MAIMUNAH
26214334
1EB31
Bab 8/9
Pembangunan
Ekonomi Daerah dan Otonomi Daerah
A. Undang-Undang Otoni Daerah
a.
Tentang UU Otonomi Daerah
UU
otonomi daerah
itu sendiri merupakan implementasi dari ketentuan yang tercantum dalam
Undang-Undang Dasar 1945 (UUD 1945) yang menyebutkan otonomi daerah sebagai
bagian dari sistem tata negara Indonesia dan pelaksanaan pemerintahan di
Indonesia. Ketentuan mengenai pelaksanaan otonomi daerah di Indonesia tercantum
dalam pasal 18 ayat (2) Undang-Undang Dasar 1945 yang menyebutkan bahwa:
“Pemerintahan daerah propinsi, daerah kabupaten, dan kota
mengatur dan mengurus sendiri urusan pemerintahan menurut asas otonomi dan
tugas pembantuan”.
Selanjutnya Undang-Undang Dasar 1945 memerintahkan
pembentukan UU Otonomi Daerah untuk mengatur mengenai susunan dan
tata cara penyelenggaraan pemerintahan daerah, sebagaimana disebutkan dalam
Undang-Undang Dasar 1945 Pasal 18 ayat (7), bahwa:
“Susunan dan tata cara penyelenggaraan pemerintahan daerah
diatur dalam undang-undang”.
Ketentuan tersebut diatas menjadi payung hukum bagi
pembentukan UU otonomi daerah di Indonesia, sementara UU otonomi daerah
menjadi dasar bagi pembentukan peraturan lain yang tingkatannya berada di bawah
undang-undang menurut hirarki atau tata urutan peraturan perundang-undangan di
Indonesia.
Otonomi daerah di Indonesia dilaksanakan segera setelah
gerakan reformasi 1998. Tepatnya pada tahun 1999 UU otonomi daerah mulai
diberlakukan. Pada tahap awal pelaksanaannya, otonomi daerah di Indonesia mulai
diberlakukan berdasarkan Undang-undang Nomor 22 Tahun 1999 tentang Pemerintahan
Daerah. Setelah diberlakukannya UU ini, terjadi perubahan yang besar terhadap
struktur dan tata laksana pemerintahan di daerah-daerah di Indonesia.
b.
Perubahan UU Otonomi Daerah
Pada tahap selanjutnya UU otonomi daerah ini mendapatkan
kritik dan masukan untuk lebih disempurnakan lagi. Ada banyak kritik dan
masukan yang disampaikan sehingga dilakukan judicial review terhadap peraturan
perundang-undangan yang mengatur tentang otonomi daerah.
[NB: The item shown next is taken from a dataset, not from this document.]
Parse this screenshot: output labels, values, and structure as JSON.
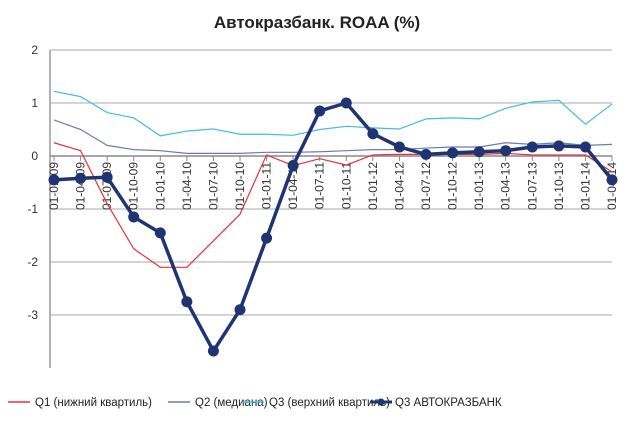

Dengan terjadinya
judicial review maka Undang-Undang Nomor 22 Tahun 1999 tentang Pemerintahan
Daerah diubah dan digantikan dengan Undang-Undang Nomor 32 Tahun 2004 tentang
Pemerintahan Daerah. Perubahan Undang-Undang Nomor 22 Tahun 1999 tentang
Pemerintahan Daerah ini juga diikuti pula dengan perubahan peraturan perundang-undangan
lainnya yang mengatur mengenai otonomi daerah yang berfungsi sebagai pelengkap
pelaksanaan otonomi daerah di Indonesia seperti Undang-Undang Nomor 23
Tahun 1999 tentang Perimbangan Keuangan Pusat dan Daerah yang selanjutnya
digantikan dengan Undang-Undang Nomor 33 Tahun 2004 tentang Perimbangan
Keuangan Pusat dan Daerah.
Sesungguhnya UU otonomi daerah telah mengalami beberapa kali
perubahan setelah disahkannya UU Nomor 32 Tahun 2004 tentang Pemerintahan
Daerah. Namun perubahan tersebut meskipun penting namun tidak bersifat
substansial dan tidak terlalu memberikan pengaruh terhadap tata cara
penyelenggaraan pemerintahan daerah karena hanya berkaitan dengan
penyelenggaraan pemilihan Kepala Daerah dan Wakil Kepala Daerah.
Sejak Undang-Undang Nomor 32 Tahun 2004 tentang Pemerintahan
Daerah disahkan menggantikan Undang-Undang Nomor 22 Tahun 1999 tentang
Pemerintahan Daerah, dilakukan perubahan terhadap Undang-Undang Nomo 32 Tahun
2004 tentang Pemerintahan Daerah melalui Undang-Undang Nomor 8 Tahun 2005
tentang Penetapan Peraturan Pemerintah Pengganti Undang-Undang Nomor 3 Tahun
2005 tentang Perubahan Undang-Undang Nomor 32 Tahun 2004 tentang
Pemerintahan Daerah Menjadi Undang-Undang (Lembaran Negara Republik Indonesia
Tahun 2005 Nomor 108, Tambahan Lembaran Negara Nomor 2977).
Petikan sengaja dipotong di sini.